From the celebrated author of Crossing, a finalist for the National Book Award, a piercingly honest novel about a man haunted by the violence of his past and a family ruptured by the war that ravaged their homeland, for readers of Douglas Stuart, Jenny Erpenbeck, Ocean Vuong, and Garth Greenwell. 1996: a boy raised in Finland spends the summer at his grandfather's house in Kosovo, a time that will mark him for the rest of his life, isolating him from his family and ensconcing him in a life of the mind, the complex escape of imagination.

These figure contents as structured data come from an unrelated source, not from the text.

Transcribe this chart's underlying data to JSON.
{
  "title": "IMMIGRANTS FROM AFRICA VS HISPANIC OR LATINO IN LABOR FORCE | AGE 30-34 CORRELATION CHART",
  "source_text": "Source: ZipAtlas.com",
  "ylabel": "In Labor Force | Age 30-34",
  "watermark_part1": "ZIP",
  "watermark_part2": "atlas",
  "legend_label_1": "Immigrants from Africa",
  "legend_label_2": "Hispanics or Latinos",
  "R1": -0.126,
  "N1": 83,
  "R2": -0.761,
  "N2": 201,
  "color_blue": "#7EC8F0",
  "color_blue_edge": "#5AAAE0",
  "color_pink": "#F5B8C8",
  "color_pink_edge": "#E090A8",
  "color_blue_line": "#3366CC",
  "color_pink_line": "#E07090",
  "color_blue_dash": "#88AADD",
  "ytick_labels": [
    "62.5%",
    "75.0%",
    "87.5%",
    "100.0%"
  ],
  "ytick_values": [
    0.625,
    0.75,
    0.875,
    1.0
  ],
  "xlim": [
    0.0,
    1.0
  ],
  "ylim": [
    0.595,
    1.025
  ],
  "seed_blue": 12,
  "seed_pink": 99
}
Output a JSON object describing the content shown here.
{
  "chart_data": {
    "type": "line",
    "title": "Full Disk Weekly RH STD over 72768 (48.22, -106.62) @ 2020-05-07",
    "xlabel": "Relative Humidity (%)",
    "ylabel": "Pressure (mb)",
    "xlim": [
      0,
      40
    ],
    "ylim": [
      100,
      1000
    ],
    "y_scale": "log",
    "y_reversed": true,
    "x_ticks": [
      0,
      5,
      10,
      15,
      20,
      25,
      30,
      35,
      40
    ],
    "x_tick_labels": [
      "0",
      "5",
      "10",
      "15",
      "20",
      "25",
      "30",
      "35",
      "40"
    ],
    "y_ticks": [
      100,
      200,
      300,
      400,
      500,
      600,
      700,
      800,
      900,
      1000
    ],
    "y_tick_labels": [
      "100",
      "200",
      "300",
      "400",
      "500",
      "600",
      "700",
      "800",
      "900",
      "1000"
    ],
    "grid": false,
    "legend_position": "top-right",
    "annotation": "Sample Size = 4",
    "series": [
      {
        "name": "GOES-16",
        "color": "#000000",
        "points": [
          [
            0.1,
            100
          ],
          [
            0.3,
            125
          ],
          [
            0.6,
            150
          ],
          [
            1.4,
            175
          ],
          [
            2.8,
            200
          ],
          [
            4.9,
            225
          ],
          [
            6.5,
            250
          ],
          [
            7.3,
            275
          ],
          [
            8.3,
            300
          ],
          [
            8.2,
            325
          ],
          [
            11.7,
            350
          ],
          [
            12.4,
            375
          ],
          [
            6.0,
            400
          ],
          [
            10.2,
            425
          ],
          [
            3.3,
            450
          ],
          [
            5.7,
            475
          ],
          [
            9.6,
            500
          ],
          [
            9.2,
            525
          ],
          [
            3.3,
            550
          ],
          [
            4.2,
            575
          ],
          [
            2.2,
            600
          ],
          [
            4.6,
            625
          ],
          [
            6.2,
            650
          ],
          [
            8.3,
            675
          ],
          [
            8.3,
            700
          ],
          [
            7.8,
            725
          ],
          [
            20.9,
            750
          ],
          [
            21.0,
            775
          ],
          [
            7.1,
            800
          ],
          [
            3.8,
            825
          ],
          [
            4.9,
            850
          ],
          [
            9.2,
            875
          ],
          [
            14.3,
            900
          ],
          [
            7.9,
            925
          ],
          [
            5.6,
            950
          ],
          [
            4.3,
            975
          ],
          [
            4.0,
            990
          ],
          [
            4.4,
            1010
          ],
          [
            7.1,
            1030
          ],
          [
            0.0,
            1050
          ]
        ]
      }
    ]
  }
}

Years later, having grown into adulthood and built a career as a celebrated author, he returns with his mother again to Kosovo, a country that has since been savaged by war, where fear still guides people's everyday lives. The journey forces him to delve into a past both real and imagined, into a mire of trauma and illness. Can memories be trusted? What can be forgiven? And what demands revenge? His questions spiral through his every interaction--with his relatives, with a family in need, with a co-worker hiding his sexuality, with a seemingly dangerous spiritual leader--until he's confronted with the ultimate question of all: what will it take for him to survive history?
Staggering in both its psychological acuity and tour-de-force prose,
A Cow Gives Birth at Night shows us what it is to live a life without safety and the haunting truths of what can happen in a family after the lights have been turned off.